Answer, PV = Present Value, PV=$22457.78
2. Suppose you invested $1000 per quarter over a 15-year period. If money earns an
annual rate of 6.5% compounded quarterly, how much would be available at the end
of the time period. How much is the interest earned?
3. A bank loans a family $90,000 at 4.5% annual interest rate to purchase a house. The
family agrees to pay the loan off by making monthly payments over a 15-year period.
How much should the monthly payment be in order to pay off the debt in 15 years?
Answer type Present Value PMT=$688.49
4. Suppose you have selected a new car to purchase for $19,500. If the car can be
financed over a period of 4 years at an annual rate of 6.9% compounded monthly,
how much will your monthly payments be? How much of your first payment is
interest? How much of your second payment is interest?
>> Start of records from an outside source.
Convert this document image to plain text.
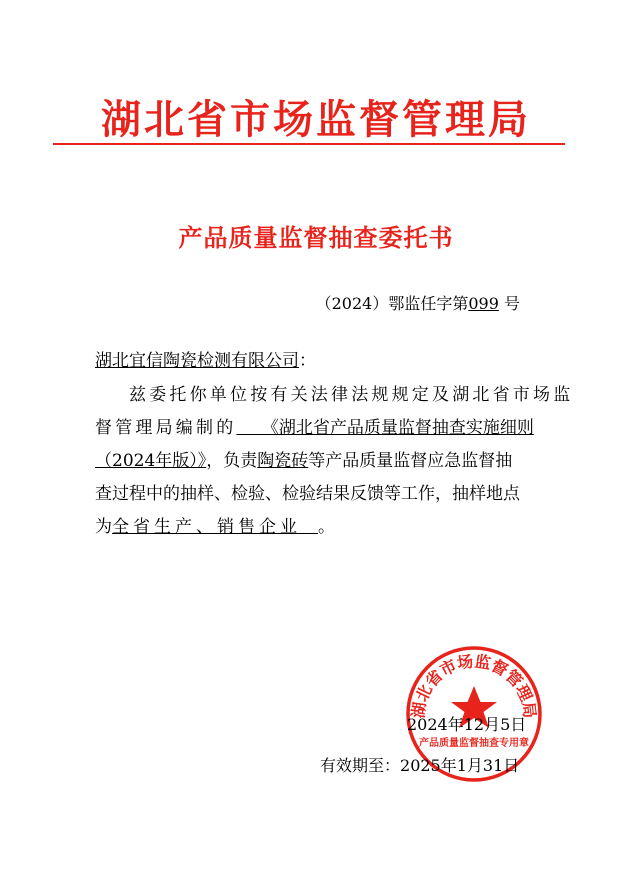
湖北省市场监督管理局
产品质量监督抽查委托书
（2024）鄂监任字第099 号
湖北宜信陶瓷检测有限公司：
兹委托你单位按有关法律法规规定及湖北省市场监
督管理局编制的   《湖北省产品质量监督抽查实施细则
（2024年版）》，负责陶瓷砖等产品质量监督应急监督抽
查过程中的抽样、检验、检验结果反馈等工作，抽样地点
为全省生产、销售企业   。
湖北省市场监督管理局
产品质量监督抽查专用章
2024年12月5日
有效期至：2025年1月31日
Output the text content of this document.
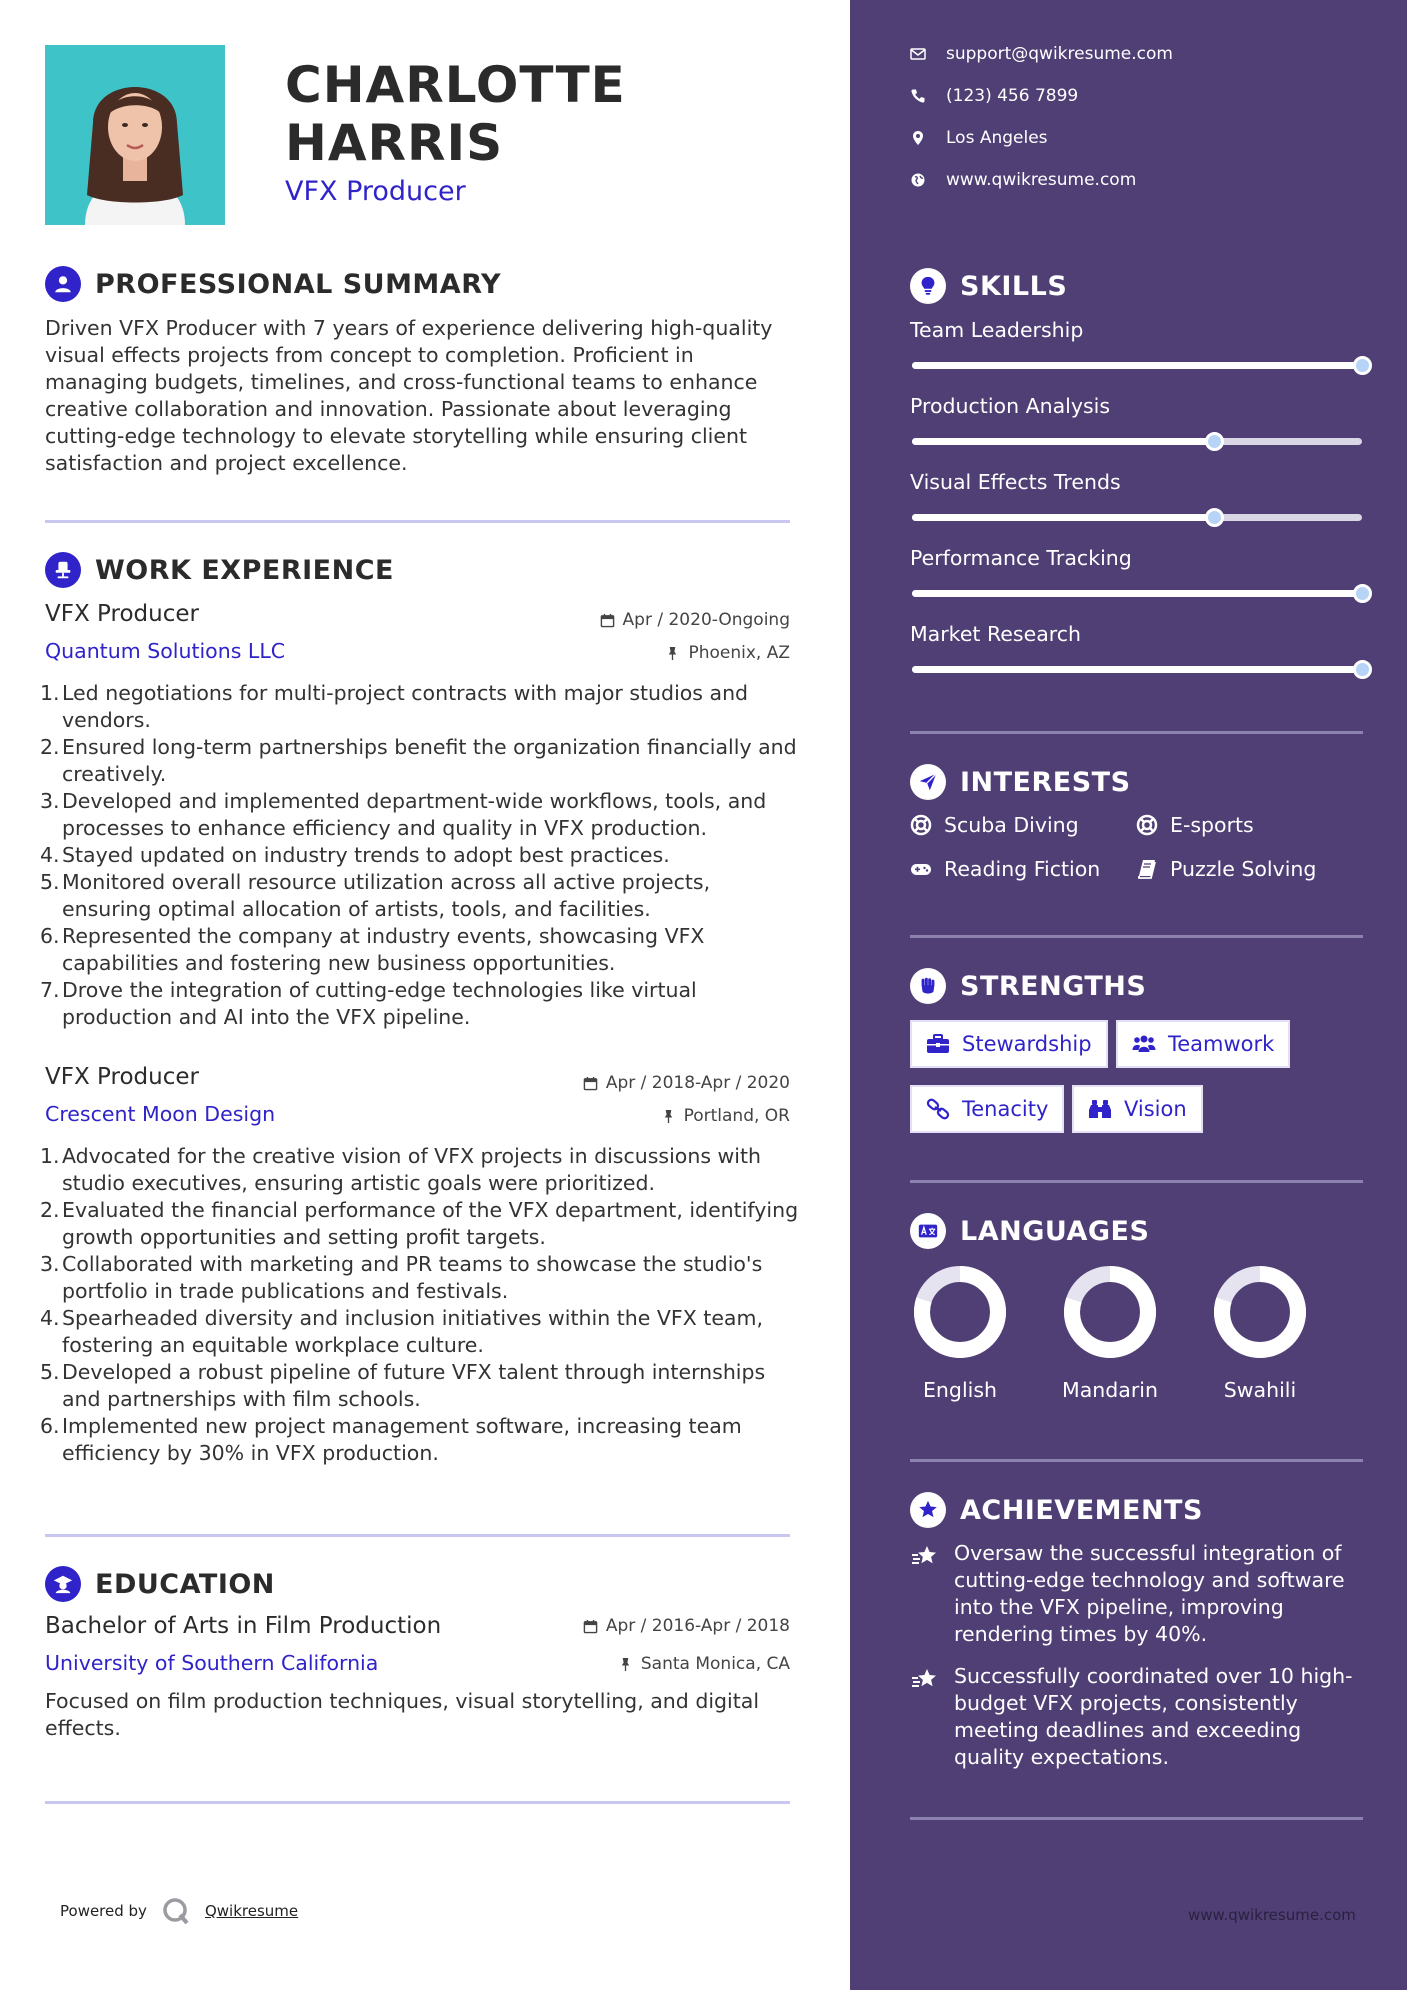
CHARLOTTE
HARRIS
VFX Producer
PROFESSIONAL SUMMARY
Driven VFX Producer with 7 years of experience delivering high-quality visual effects projects from concept to completion. Proficient in managing budgets, timelines, and cross-functional teams to enhance creative collaboration and innovation. Passionate about leveraging cutting-edge technology to elevate storytelling while ensuring client satisfaction and project excellence.
WORK EXPERIENCE
VFX Producer	Apr / 2020-Ongoing
Quantum Solutions LLC	Phoenix, AZ
1. Led negotiations for multi-project contracts with major studios and vendors.
2. Ensured long-term partnerships benefit the organization financially and creatively.
3. Developed and implemented department-wide workflows, tools, and processes to enhance efficiency and quality in VFX production.
4. Stayed updated on industry trends to adopt best practices.
5. Monitored overall resource utilization across all active projects, ensuring optimal allocation of artists, tools, and facilities.
6. Represented the company at industry events, showcasing VFX capabilities and fostering new business opportunities.
7. Drove the integration of cutting-edge technologies like virtual production and AI into the VFX pipeline.
VFX Producer	Apr / 2018-Apr / 2020
Crescent Moon Design	Portland, OR
1. Advocated for the creative vision of VFX projects in discussions with studio executives, ensuring artistic goals were prioritized.
2. Evaluated the financial performance of the VFX department, identifying growth opportunities and setting profit targets.
3. Collaborated with marketing and PR teams to showcase the studio's portfolio in trade publications and festivals.
4. Spearheaded diversity and inclusion initiatives within the VFX team, fostering an equitable workplace culture.
5. Developed a robust pipeline of future VFX talent through internships and partnerships with film schools.
6. Implemented new project management software, increasing team efficiency by 30% in VFX production.
EDUCATION
Bachelor of Arts in Film Production	Apr / 2016-Apr / 2018
University of Southern California	Santa Monica, CA
Focused on film production techniques, visual storytelling, and digital effects.
Powered by	Qwikresume
support@qwikresume.com
(123) 456 7899
Los Angeles
www.qwikresume.com
SKILLS
Team Leadership
Production Analysis
Visual Effects Trends
Performance Tracking
Market Research
INTERESTS
Scuba Diving	E-sports
Reading Fiction	Puzzle Solving
STRENGTHS
Stewardship	Teamwork
Tenacity	Vision
LANGUAGES
English	Mandarin	Swahili
ACHIEVEMENTS
Oversaw the successful integration of cutting-edge technology and software into the VFX pipeline, improving rendering times by 40%.
Successfully coordinated over 10 high-budget VFX projects, consistently meeting deadlines and exceeding quality expectations.
www.qwikresume.com
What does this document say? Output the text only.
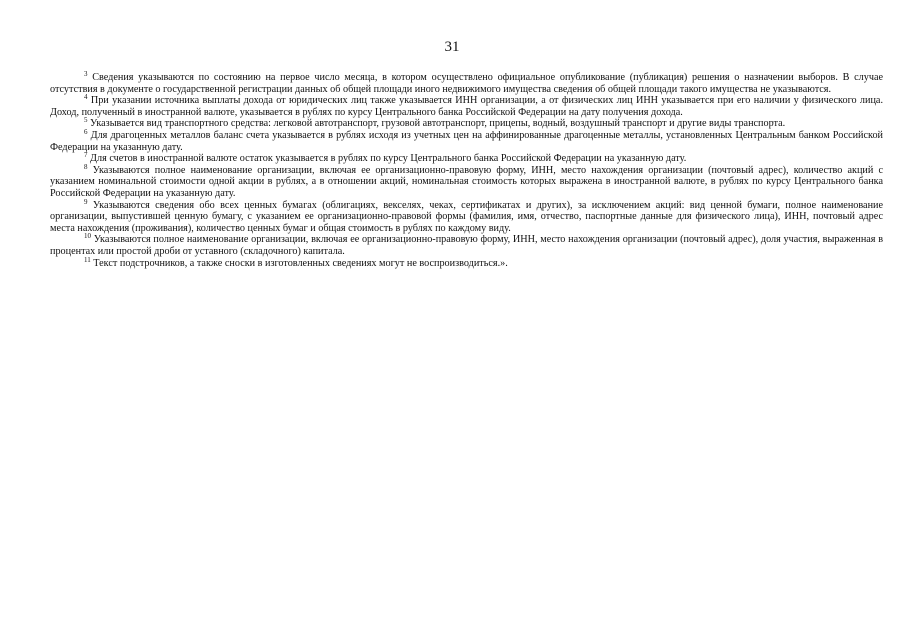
31

$^3$ Сведения указываются по состоянию на первое число месяца, в котором осуществлено официальное опубликование (публикация) решения о назначении выборов. В случае отсутствия в документе о государственной регистрации данных об общей площади иного недвижимого имущества сведения об общей площади такого имущества не указываются.

$^4$ При указании источника выплаты дохода от юридических лиц также указывается ИНН организации, а от физических лиц ИНН указывается при его наличии у физического лица. Доход, полученный в иностранной валюте, указывается в рублях по курсу Центрального банка Российской Федерации на дату получения дохода.

$^5$ Указывается вид транспортного средства: легковой автотранспорт, грузовой автотранспорт, прицепы, водный, воздушный транспорт и другие виды транспорта.

$^6$ Для драгоценных металлов баланс счета указывается в рублях исходя из учетных цен на аффинированные драгоценные металлы, установленных Центральным банком Российской Федерации на указанную дату.

$^7$ Для счетов в иностранной валюте остаток указывается в рублях по курсу Центрального банка Российской Федерации на указанную дату.

$^8$ Указываются полное наименование организации, включая ее организационно-правовую форму, ИНН, место нахождения организации (почтовый адрес), количество акций с указанием номинальной стоимости одной акции в рублях, а в отношении акций, номинальная стоимость которых выражена в иностранной валюте, в рублях по курсу Центрального банка Российской Федерации на указанную дату.

$^9$ Указываются сведения обо всех ценных бумагах (облигациях, векселях, чеках, сертификатах и других), за исключением акций: вид ценной бумаги, полное наименование организации, выпустившей ценную бумагу, с указанием ее организационно-правовой формы (фамилия, имя, отчество, паспортные данные для физического лица), ИНН, почтовый адрес места нахождения (проживания), количество ценных бумаг и общая стоимость в рублях по каждому виду.

$^{10}$ Указываются полное наименование организации, включая ее организационно-правовую форму, ИНН, место нахождения организации (почтовый адрес), доля участия, выраженная в процентах или простой дроби от уставного (складочного) капитала.

$^{11}$ Текст подстрочников, а также сноски в изготовленных сведениях могут не воспроизводиться.».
6. Suppose your parents decide to give you $10,000 to be put in a college trust fund that
will be paid in equally quarterly installments over a 5-year period. If you deposit the
money into an account paying 1.5% per quarter, how much are the quarterly
payments (Assume the account will have a zero balance at the end of period.) Hint:
What is i
8. Suppose the parents of a child begin making quarterly payments of $1,000 into an
account paying 7% compounded quarterly. Payments begin on the 10th birthday.
How much will be available on the child’s a) 15th and b) 21st birthday?